Nunca, como ahora, he disfrutado tanto el placer de comer. Hasta hace unas pocas semanas atrás, cada bocado era un suplicio. Estaba peleada con la comida. Me alimentaba como si esta bendición de poder comer fuera un castigo. Pero ya he iniciado mi proceso de curación.
Empecé a fijarme, por ejemplo, en la textura y el olor de los alimentos, y descubrí formas, olores y sabores que nunca había captado. O quizá sí, pero yo estaba en modo automático. Comía con un comportamiento robotizado.
Tengo que admitir que no lo hago el ciento por ciento de las veces.
Los hábitos acunados en alguna parte del cerebro me juegan a veces alguna mala pasada.
Mas lo cierto es que sí está aumentando la frecuencia en que disfruto cada cucharada, cada trago.
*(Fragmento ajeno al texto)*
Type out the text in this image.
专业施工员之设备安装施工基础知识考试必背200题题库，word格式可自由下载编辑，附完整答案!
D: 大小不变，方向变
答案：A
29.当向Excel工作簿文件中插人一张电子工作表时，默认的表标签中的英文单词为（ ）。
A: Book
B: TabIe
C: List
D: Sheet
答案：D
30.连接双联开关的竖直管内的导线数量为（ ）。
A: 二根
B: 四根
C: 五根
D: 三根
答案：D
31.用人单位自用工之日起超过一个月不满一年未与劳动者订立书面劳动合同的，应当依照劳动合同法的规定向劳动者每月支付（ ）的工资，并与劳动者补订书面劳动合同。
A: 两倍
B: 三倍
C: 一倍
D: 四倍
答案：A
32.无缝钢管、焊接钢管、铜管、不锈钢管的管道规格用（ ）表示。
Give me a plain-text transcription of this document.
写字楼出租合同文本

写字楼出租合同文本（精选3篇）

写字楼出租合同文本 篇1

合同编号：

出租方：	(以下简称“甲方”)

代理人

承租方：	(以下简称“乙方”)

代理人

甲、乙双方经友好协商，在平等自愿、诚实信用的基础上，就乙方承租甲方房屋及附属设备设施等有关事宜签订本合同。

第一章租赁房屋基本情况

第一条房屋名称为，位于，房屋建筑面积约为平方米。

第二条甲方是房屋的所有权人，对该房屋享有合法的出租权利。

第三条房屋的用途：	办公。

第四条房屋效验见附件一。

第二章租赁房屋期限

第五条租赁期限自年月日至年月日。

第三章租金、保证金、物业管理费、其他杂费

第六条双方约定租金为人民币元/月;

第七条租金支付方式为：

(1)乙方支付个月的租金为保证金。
Y esto me está gustando porque al tener mayor consciencia y poner atención plena a la hora de comer, disfruto del momento con todas las sensaciones que lo envuelven.
Un día de estos, ¡me descubrí como una carajilla de cinco años!

Me invitaron a almorzar a un restaurante muy lindo. Cuando me presentaron la entrada -un ceviche de malanga- me detuve a observar cada detalle: el color de la malanga en tiritas, el sabor ácido y el color amarillo y verde contrastando con el bocado principal.
¡Ni qué decir con el plato principal! Una deliciosa faja de cerdo caramelizada. Disfruté cada bocado sin mal de consciencia.
Comí hasta donde mi cuerpo me dijo que comiera, paladeando cada trozo de aquella carne tan deliciosa.
Lo mejor de todo: no me arrepiento. Ya no salgo con aquel pesar en "la boca del estómago", sintiéndome la mujer más pecadora ya fuera comiendo una ensalada o un pedazo de chicharrón.
Como lo que el cuerpo me pide porque estoy aprendiendo a escucharlo.
Y me está dando resultados sin morirme del estrés.